This is why leftists institute multiculturalism, and why they struggle, or pretend to struggle, against racism, even when only they seem able to see it: ethnic identity is a threat to multiculturalism, and multiculturalism is a prerequisite for world government.

This has concrete implications for our foreign policy. It is foolish for Republicans to pretend that America can maintain a muscular involvement in the world so long as internationalists at home will undermine it, as they successfully did in Vietnam and Iraq.

Like the Chinese, Vladimir Putin, despite his undemocratic and heavy-handed tendencies, also believes in the nation-state. He appears to believe that a military should act only when national interests are threatened, retaliate ruthlessly when attacked, and leave those who survive the retaliation, if any, to rebuild if they wish to do so.

After Obama's disastrous withdrawal from Iraq, this idea has a certain appeal in America, which may be why we're suddenly seeing critiques of neoconservatism among some commentators.

The mistake the neocons made was to believe that democracy is the wave of the future.
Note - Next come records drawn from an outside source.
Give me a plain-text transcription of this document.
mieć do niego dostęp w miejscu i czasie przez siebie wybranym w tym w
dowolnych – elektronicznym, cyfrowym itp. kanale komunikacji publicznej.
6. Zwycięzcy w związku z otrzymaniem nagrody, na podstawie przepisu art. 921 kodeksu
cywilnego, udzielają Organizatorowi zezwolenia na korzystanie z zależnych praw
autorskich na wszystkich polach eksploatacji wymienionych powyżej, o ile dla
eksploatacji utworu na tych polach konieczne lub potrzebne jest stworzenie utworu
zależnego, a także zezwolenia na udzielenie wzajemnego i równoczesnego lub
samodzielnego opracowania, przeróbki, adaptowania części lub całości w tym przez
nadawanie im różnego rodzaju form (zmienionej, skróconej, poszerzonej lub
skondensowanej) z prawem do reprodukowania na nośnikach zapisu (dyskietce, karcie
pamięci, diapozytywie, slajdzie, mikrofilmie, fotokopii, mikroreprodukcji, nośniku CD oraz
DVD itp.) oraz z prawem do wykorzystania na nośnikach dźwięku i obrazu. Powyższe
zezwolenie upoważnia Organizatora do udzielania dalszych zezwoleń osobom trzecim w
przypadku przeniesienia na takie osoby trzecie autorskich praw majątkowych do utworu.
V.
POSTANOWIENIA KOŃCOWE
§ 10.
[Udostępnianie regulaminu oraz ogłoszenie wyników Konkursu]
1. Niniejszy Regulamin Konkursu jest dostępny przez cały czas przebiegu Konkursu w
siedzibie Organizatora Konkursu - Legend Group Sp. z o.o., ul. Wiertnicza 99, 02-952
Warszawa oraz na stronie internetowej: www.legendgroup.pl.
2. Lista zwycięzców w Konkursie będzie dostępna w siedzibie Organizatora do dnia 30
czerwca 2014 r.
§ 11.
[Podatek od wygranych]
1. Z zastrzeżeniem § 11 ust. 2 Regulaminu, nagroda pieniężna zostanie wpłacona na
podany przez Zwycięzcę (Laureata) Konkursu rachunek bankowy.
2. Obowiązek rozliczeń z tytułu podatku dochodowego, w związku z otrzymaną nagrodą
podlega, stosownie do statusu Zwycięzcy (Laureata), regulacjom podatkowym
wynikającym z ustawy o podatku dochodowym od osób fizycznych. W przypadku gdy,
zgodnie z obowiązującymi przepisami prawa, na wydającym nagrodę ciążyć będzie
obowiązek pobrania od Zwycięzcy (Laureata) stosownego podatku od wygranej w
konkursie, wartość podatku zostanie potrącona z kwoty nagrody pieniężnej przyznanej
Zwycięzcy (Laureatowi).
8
There are many things to admire about democracy—its inherent stability and legitimacy, for example—but we may have been too well conditioned by our childhood education to see that others might not believe in the value of democracy for its own sake.

Only if we are confident, honest, powerful, and economically successful, will people in other countries try to emulate our economic and political system. That is the lesson we can learn from psychology, and one we should have learned from the neocons.

But as long as there is one Democrat still breathing in this country, the policies of Putin remain more practical: we should not send a single troop abroad to risk their life to 'help' another country. Nor should we bomb them except in retaliation or to eliminate a danger. The anti-neocon idea is this: once the danger is eliminated, we should leave them to pick up the pieces, if they are not fused together. Putin is giving us a demonstration of this philosophy, and we'll see if it works.

It might seem contrary to the lesson we learned from WWII, but the anti-neocon ethic is the only alternative left after Vietnam and Iraq. A Marshall plan strategy will not work when resistance still remains, and Democratic policy ensures that resistance will always remain.

It is not just a matter of looking out for number one. Self-interest is the very essence of the nation-state system. That system is what is under threat today, not only by the Islamic terrorists, but by multiculturalists in Western countries. Leftists sympathize with Islamists because they have the same goal: to replace the nation state with a world government, a world living in harmony under one rule. They differ only in their methods. Islamists are trying to expand their territory by unconventional military force: terrorizing citizens to get them to pressure their governments to withdraw, and then colonizing the territory. Multiculturalists use international agreements to hamstring, paralyze, and eventually replace national governments. Both are slow processes, but the goal is the same.

As John Lennon put it in Imagine: “Imagine there's no countries, ... A brotherhood of man. Imagine all the people sharing all the world.” This is not just communism—it is a full-scale rejection of the nation-state.

A world government thus envisioned can only be stable in a world with shared values. This is why, at our universities, there is so little tolerance of diverse values and viewpoints: the only way a world government could be stable would be to impose a ruthless tyranny and a single value system. This goal has filtered down to the students. Imposing it globally would mean Soviet-style gulags and Maoist thought control. Ultimately, ethnic tensions would probably still tear it apart, and so they would have to eliminate all ethnic divisions, one way or another. Hence the left's obsession with race.

It may sound crazy to those of us who still believe that the Treaty of Westphalia was a pretty hoopy bit of thinking for Earthmen, but abandoning it is the price the left is now willing to pay for a ‘brotherhood of man.’ Too bad we have not yet evolved enough to make it happen without paying a terrible price.